A series of surgical images from a single patient is below.

Chondrodermatitis nodularis chronica helicis on th Chondrodermatitis nodularis chronica helicis on the antihelix.
Taken during surgery, this photo demonstrates refl Taken during surgery, this photo demonstrates reflection of the skin, which reveals the underlying perichondrium and cartilage. After the cartilage is removed, the flap is reapproximated and sutured.
Taken 6 months after surgery. Taken 6 months after surgery.


Dermatologists, dermatologic surgeons, and Mohs micrographic surgeons are knowledgeable about this condition and the treatments described above.



If trauma, pressure necrosis, cold, or sun exposure is suspected as an exacerbating factor, then reduction of exposure is beneficial.

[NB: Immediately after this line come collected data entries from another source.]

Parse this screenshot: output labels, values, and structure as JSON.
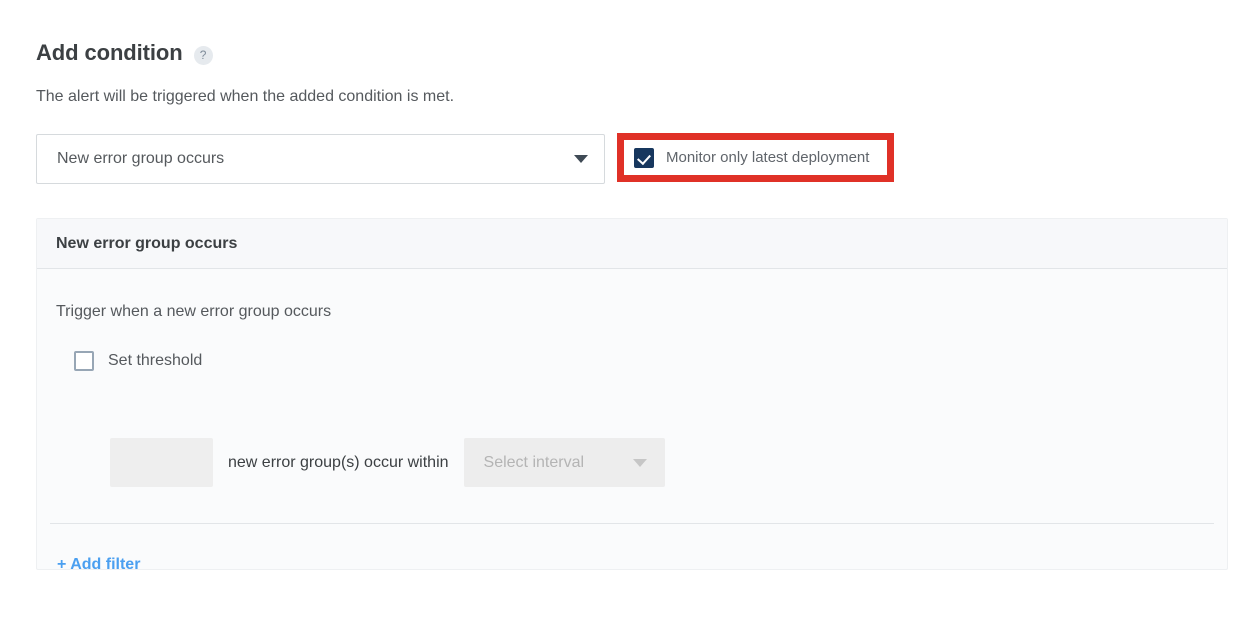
{
  "header": {
    "title": "Add condition",
    "help_icon": "question-mark-icon",
    "subtitle": "The alert will be triggered when the added condition is met."
  },
  "condition_select": {
    "value": "New error group occurs",
    "caret_icon": "chevron-down-icon"
  },
  "latest_deployment": {
    "label": "Monitor only latest deployment",
    "checked": true,
    "annotation_color": "#e03127"
  },
  "panel": {
    "header_title": "New error group occurs",
    "trigger_text": "Trigger when a new error group occurs",
    "set_threshold": {
      "label": "Set threshold",
      "checked": false
    },
    "threshold_value": "",
    "threshold_placeholder": "",
    "interval_text": "new error group(s) occur within",
    "interval_select": {
      "value": "Select interval",
      "caret_icon": "chevron-down-icon",
      "disabled": true
    },
    "add_filter_label": "+ Add filter"
  },
  "colors": {
    "accent_link": "#4a9ff0",
    "checkbox_checked": "#17375e",
    "annotation": "#e03127",
    "panel_bg": "#fafbfc"
  }
}
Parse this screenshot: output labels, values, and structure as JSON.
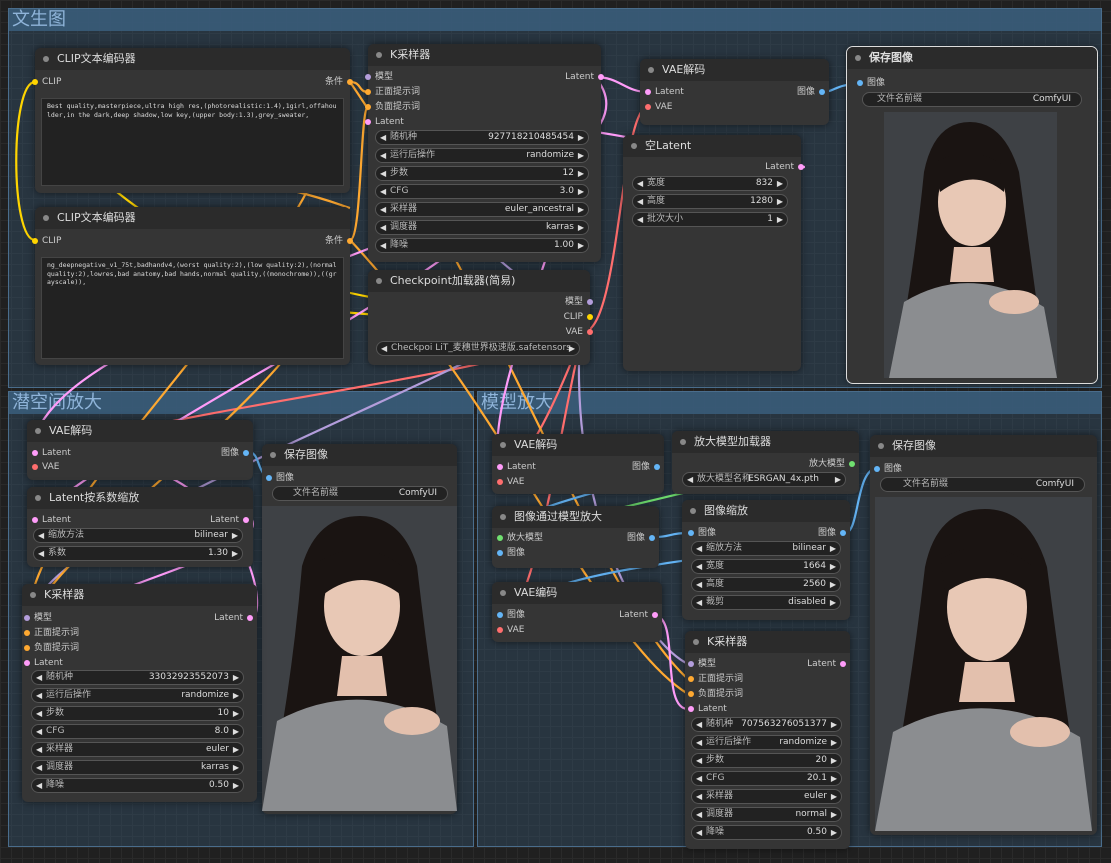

If the patient sleeps on the affected side, then changing sides or using pressure-relieving pillows or pads may be helpful. Such measures often are difficult for the patient, and surgery may be the desired alternative.



While surgical intervention is a mainstay of therapy, multiple surgeries may be necessary. At times, removal of underlying protuberant cartilage results in adjacent protuberances that can be site(s) of recurrence of chondrodermatitis nodularis chronica helicis (CNH), owing to a change in pressure points.